Statements to be careful of by YoungNeil


									ECO307                     A guide to writing and my critique                     Taggert J. Brooks

I have made my suggestions electronically and you may need to view the document in Word 2007 to view
them all. I made comments by inserting them near the text I’m referring to. They should appear in the
right column, if not go to the toolbar and click REVIEW then select MARKUP. [you should see one to the
right of this paragraph].

Areas of grammatical difficulty are usually highlighted in RED. I suggest reading the offending phrase
aloud. I hope that it will make the problem readily apparent.

On occasion, I have made some changes, they are in red since I’ve used the TRACK CHANGES feature
available under TOOLS. Sometimes I’ve merely deleted a redundant or unnecessary word. You can
accept or reject them one at time by right clicking on the red text and then clicking ACCEPT or REJECT.

Some statements to avoid:

Avoid vacuous, empty statements, without any meaning, meant only to pad the essay. Notice what I
just did? It wastes the reader’s time and they got the point the first time. Oops! I did it again.
Avoid padding: Always ask yourself if the last paragraph you’ve written furthers your research. Does it
explain an important concept? Does it motivate the reasons you have given for your research? If it’s
tertiary, then eliminate or certainly minimize the distraction to the reader.

         Examples: “Being students at the University of Wisconsin-La Crosse, we are very curious as to
         what we will find. Students should be very interested in this study as well, because it pertains to

         “There are many different choices and factors that a college student will face as they enter or
         continue on with their higher education. These choices can either help or harm their health and
         specifically their weight.”

         “Through rigorous research of students, statistics, and our base knowledge that we already have
         or will obtain, we will determine what the main causes of weight gain is in college students.
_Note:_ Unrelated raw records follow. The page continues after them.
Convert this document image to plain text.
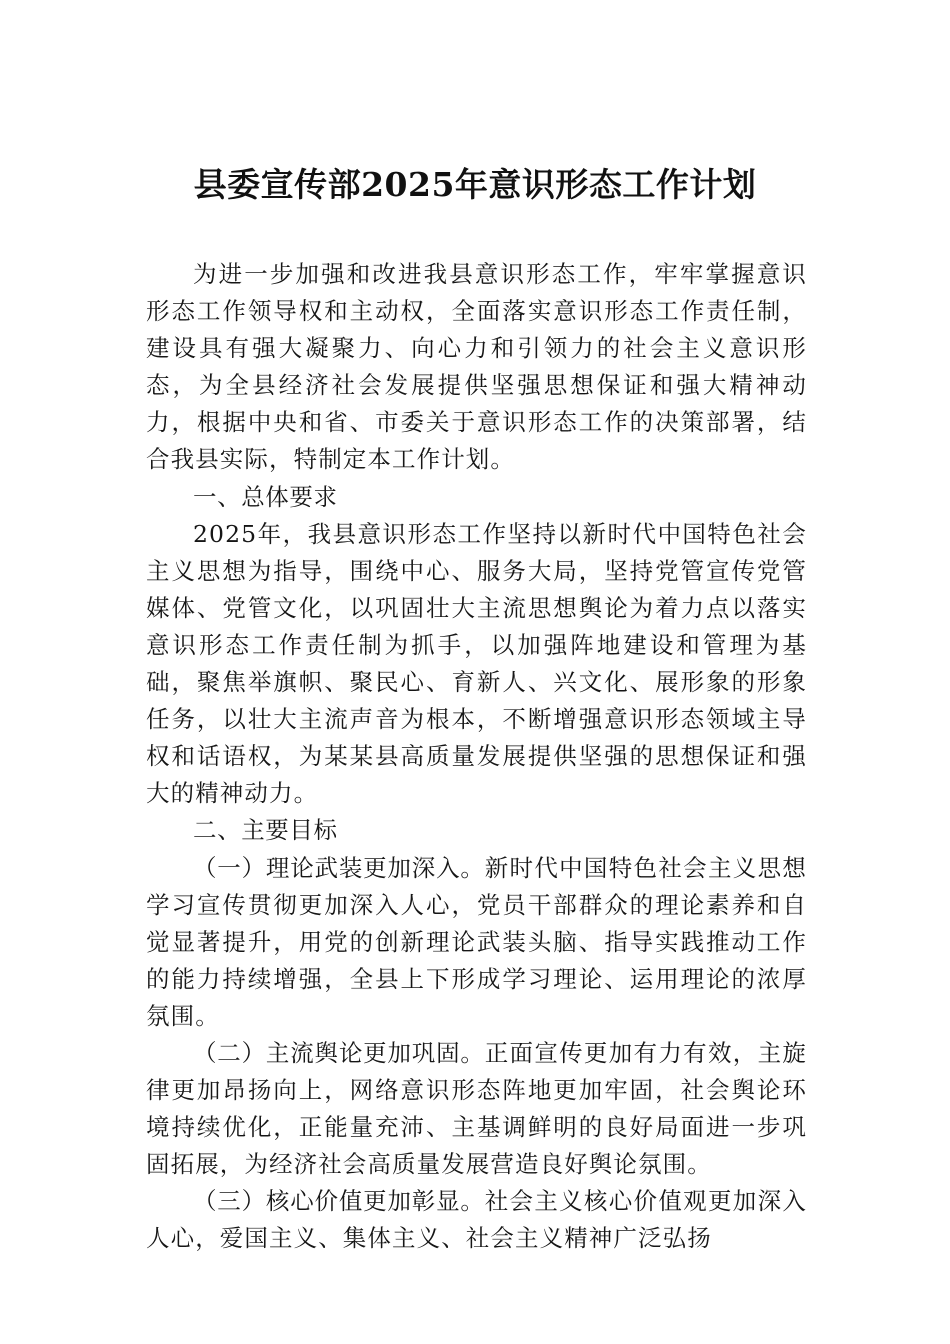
县委宣传部2025年意识形态工作计划

为进一步加强和改进我县意识形态工作，牢牢掌握意识形态工作领导权和主动权，全面落实意识形态工作责任制，建设具有强大凝聚力、向心力和引领力的社会主义意识形态，为全县经济社会发展提供坚强思想保证和强大精神动力，根据中央和省、市委关于意识形态工作的决策部署，结合我县实际，特制定本工作计划。

一、总体要求

2025年，我县意识形态工作坚持以新时代中国特色社会主义思想为指导，围绕中心、服务大局，坚持党管宣传党管媒体、党管文化，以巩固壮大主流思想舆论为着力点以落实意识形态工作责任制为抓手，以加强阵地建设和管理为基础，聚焦举旗帜、聚民心、育新人、兴文化、展形象的形象任务，以壮大主流声音为根本，不断增强意识形态领域主导权和话语权，为某某县高质量发展提供坚强的思想保证和强大的精神动力。

二、主要目标

（一）理论武装更加深入。新时代中国特色社会主义思想学习宣传贯彻更加深入人心，党员干部群众的理论素养和自觉显著提升，用党的创新理论武装头脑、指导实践推动工作的能力持续增强，全县上下形成学习理论、运用理论的浓厚氛围。

（二）主流舆论更加巩固。正面宣传更加有力有效，主旋律更加昂扬向上，网络意识形态阵地更加牢固，社会舆论环境持续优化，正能量充沛、主基调鲜明的良好局面进一步巩固拓展，为经济社会高质量发展营造良好舆论氛围。

（三）核心价值更加彰显。社会主义核心价值观更加深入人心，爱国主义、集体主义、社会主义精神广泛弘扬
         Following are the terms and definitions as used in this study

Avoid listing the activities you did, the reader doesn’t care.
Avoid the laundry list of activities. (First we did this….then we did this….next we talked to so and so, then
so and so….) This sounds like an essay on “What I did last summer”, or as Professor Sherony refers to it,
“A letter from Camp”. Concentrate on discussing why you did those things, and what you discovered
when you did them.

         Example: “Most of our background material was found on the Internet, as most of the printed
         literature which could be found at the Murphy Library was very outdated and insufficient.”

Avoid making sweeping generalizations, assumptions

         Examples: “Obviously...” It might not be so obvious to the reader. Only use this when it truly is
         obvious, not just to you.

         “Everyone knows...” Maybe not everyone knows, and if they did why did you write it down?
         Only use this technique when you want to refresh the reader’s memory, just be careful not to
         use in place of a substantive argument. Often times writers say “Everyone knows...” because
ECO307                     A guide to writing and my critique                     Taggert J. Brooks

         they can’t construct an argument to convince everyone, so they disarm the other side of the
         argument by saying “Everyone knows...”

Avoid overusing the word This, and for that matter These, That are overused as well. Go through your
paper, circle all the This, That, and These, then try eliminating half.

         Examples: “This study will...”
         Example: “This study took into account 67 college women from the University of Alaska Fairbanks
         and exposed them to two different sets of photographs”

Rearrange until it sounds good.

         Sixty seven females from the University of Alaska Fairbanks were exposed to two different sets of

Avoid excessive colloquialisms. Informal language generally does not belong in written reports. It just
makes you sound juvenile, so save it for the presentation and use it sparingly. I know I use it too often...

Avoid Cliches.

Avoid Misusing Words. Today, with spellchecking software this is less of an issue, but pay attention to
incorrect usage of words like there, their or effect, affect, or your, and you’re. I know they are the three
that challenge me most. Check for the correct usage here:

The research hypothesis does not need to be the first sentence of the paper nor the last sentence in the
first paragraph. It doesn’t even have to be in italics or made bold. A well written introduction will make
your research focus, clear and unambiguous. Remember that your goal is to draw people into your
research, make them interested. It may entail an explanation of the research that builds to a statement
of the hypothesis.

Citations: Did they appropriately cite source material? Did they use a consistent style? For the moment
they do not have to have a reference list, but they should use appropriate in-text citation. For example:
According to Frank and Bernanke (2007) the stock market does not affect consumption Or this: Few
researchers find the stock market affects consumption (Frank and Bernanke, 2007). Look for lazy citation
practices where the end of every paragraph has a parenthetical citation. This does not help the reader
understand WHICH idea in the preceding paragraph is due to the cited authors. Also do not list the journal
title or the authors affiliation in the literature review.

Technology provides several tools to becoming a better writer. Word 2007 provides spell check, grammar
check, and readability stats. Use the readability stats to check for passive voice.